Mark Mahaney (born 1979, Chicago) is an American photographer living and working between California and New York. Commercially, Mahaney’s clients range from Nike, Levi’s and IBM to The New Yorker, M Le Monde and Time Magazine. Mahaney enjoyed his education at the Savannah College of Art and Design, Savannah, GA, USA. Mark Mahaney exhibited at Kominek Gallery, Berlin, DE, Paris Photo, Paris, FR and SF Camerawork, San Francisco, USA.
Mark Mahaney’s photographs are based upon a roughness that fails to give a true impression of his vision when viewed individually. Mahaney believes it is impossible to define a story through a single picture. Therefore, he puts focus on lucid details, constructing polished and coherent images that rely on each other to construct meaning and feeling. Exactly this is what makes his images stand out from others, as the details are so lucid it almost feels like you can experience them when looking at the photographs.
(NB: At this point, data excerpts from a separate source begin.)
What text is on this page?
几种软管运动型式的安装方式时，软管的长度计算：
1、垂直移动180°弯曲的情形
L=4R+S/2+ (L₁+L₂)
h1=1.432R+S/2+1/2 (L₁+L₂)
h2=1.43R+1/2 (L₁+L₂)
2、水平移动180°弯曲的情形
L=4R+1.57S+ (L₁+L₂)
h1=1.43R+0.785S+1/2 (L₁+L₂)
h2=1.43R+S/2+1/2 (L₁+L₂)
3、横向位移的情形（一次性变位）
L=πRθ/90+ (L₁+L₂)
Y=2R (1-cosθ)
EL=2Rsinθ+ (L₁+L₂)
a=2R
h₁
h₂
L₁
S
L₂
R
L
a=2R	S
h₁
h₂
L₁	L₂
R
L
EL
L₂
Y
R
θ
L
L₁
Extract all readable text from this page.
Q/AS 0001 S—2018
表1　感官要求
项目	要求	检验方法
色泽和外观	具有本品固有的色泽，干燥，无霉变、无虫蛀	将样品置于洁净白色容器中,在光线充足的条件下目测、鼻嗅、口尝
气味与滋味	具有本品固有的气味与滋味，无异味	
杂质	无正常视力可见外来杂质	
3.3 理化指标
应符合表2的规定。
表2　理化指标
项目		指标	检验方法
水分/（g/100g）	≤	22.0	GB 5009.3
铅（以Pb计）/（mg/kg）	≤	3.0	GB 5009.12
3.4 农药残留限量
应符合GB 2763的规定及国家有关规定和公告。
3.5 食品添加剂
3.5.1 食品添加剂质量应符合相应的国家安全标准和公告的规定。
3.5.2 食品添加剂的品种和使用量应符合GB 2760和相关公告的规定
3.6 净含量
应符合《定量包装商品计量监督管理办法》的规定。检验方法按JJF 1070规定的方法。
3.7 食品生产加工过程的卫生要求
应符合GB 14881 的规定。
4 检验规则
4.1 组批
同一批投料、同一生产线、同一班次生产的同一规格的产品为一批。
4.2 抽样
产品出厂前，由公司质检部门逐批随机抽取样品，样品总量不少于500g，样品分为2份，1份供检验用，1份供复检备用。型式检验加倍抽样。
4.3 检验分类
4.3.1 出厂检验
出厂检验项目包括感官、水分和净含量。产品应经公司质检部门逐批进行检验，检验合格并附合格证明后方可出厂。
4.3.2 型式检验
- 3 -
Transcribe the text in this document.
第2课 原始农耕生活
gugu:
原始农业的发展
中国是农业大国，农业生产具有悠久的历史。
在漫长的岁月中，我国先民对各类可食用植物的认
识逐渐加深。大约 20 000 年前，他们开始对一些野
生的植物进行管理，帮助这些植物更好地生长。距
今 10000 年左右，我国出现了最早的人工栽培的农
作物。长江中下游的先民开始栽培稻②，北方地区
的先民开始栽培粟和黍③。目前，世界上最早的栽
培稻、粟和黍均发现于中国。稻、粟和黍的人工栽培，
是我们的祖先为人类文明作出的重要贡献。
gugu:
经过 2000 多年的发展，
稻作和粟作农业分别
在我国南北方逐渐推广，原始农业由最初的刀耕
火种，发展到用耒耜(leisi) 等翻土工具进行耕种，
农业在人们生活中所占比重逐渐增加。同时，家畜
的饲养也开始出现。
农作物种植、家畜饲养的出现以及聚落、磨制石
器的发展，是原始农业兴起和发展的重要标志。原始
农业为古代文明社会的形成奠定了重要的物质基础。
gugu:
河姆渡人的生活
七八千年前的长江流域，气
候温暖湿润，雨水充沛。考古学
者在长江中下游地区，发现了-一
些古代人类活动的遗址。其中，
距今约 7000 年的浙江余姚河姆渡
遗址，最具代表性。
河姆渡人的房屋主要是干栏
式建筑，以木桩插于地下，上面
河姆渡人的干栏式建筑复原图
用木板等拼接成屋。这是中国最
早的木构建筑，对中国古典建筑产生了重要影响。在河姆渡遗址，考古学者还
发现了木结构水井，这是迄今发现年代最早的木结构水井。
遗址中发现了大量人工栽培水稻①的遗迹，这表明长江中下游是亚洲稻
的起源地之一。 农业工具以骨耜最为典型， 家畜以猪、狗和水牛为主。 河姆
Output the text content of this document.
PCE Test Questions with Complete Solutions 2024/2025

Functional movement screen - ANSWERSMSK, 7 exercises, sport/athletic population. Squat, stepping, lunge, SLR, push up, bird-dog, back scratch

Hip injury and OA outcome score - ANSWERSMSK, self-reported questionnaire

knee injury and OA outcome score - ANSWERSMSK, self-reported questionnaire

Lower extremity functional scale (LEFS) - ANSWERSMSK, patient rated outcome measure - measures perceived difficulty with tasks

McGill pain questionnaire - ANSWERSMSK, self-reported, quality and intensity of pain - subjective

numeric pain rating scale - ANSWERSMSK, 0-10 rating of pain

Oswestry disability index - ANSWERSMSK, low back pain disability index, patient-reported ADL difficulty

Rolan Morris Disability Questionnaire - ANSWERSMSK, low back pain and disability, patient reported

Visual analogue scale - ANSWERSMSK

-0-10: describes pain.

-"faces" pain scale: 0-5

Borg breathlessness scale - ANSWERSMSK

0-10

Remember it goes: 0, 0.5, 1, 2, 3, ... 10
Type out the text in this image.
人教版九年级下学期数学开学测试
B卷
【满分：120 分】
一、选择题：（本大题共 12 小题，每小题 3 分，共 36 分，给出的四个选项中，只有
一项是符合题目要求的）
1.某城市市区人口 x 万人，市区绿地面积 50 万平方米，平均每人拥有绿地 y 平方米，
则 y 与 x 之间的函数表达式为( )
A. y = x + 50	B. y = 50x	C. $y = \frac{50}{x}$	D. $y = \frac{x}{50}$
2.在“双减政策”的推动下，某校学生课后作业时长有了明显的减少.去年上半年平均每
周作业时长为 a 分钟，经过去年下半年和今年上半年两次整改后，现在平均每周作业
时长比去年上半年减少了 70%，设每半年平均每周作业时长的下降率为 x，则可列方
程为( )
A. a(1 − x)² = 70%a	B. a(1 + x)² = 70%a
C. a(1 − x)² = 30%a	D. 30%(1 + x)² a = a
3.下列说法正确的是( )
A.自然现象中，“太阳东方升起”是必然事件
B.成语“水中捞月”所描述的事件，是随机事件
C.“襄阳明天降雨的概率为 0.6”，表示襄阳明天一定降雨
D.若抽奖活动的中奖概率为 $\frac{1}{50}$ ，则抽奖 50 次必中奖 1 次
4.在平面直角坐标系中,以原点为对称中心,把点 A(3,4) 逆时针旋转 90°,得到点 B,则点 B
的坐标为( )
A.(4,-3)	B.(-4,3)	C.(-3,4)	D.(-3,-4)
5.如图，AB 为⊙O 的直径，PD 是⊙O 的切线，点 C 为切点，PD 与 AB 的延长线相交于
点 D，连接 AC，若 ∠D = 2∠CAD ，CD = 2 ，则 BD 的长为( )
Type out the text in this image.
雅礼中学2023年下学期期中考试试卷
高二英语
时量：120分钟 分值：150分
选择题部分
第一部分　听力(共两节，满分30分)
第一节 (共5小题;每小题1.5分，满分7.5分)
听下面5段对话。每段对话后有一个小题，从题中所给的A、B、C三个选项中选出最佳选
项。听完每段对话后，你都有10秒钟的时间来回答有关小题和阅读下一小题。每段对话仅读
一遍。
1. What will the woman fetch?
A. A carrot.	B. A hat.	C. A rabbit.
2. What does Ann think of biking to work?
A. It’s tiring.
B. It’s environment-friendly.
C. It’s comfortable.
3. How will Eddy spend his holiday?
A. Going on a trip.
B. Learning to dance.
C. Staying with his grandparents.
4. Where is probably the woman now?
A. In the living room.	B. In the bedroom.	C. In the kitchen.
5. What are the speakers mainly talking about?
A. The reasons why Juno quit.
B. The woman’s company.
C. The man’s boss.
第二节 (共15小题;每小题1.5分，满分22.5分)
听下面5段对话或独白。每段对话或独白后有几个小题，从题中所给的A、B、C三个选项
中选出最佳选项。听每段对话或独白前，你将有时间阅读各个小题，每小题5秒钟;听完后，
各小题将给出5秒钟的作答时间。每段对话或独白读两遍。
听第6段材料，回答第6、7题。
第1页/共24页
Mahaney is fascinated by transformation, for example, the transformation of rural villages where the way of living has drastically changed overtime. Towns such as the one that Mahaney himself grew up in, places that have lost track of the once recognisable characteristics that defined the people living there. But, the dreams and objectives that formed the villages are still present in everything and everyone that remains. It is the same truthfulness that he uses with his portraits and commercial work. The sense of what is relevant and what is not, the struggle between what should be in or left out an image, it all comes down on the intrinsic democratic vision Mahaney has. He is eager to show the personal environment as en expression of the individual’s inner life.
When viewing Mark Mahaney’s work, it is essential to acknowledge that what is left out of the frame is just as important as what is shown. It is vital to see the photographs as a construction of significant elements that are collected to create a compelling narrative. The characteristics in Mahaney’s photography reflect on the things he values himself and on that what constructs his own idea of what the world should look like.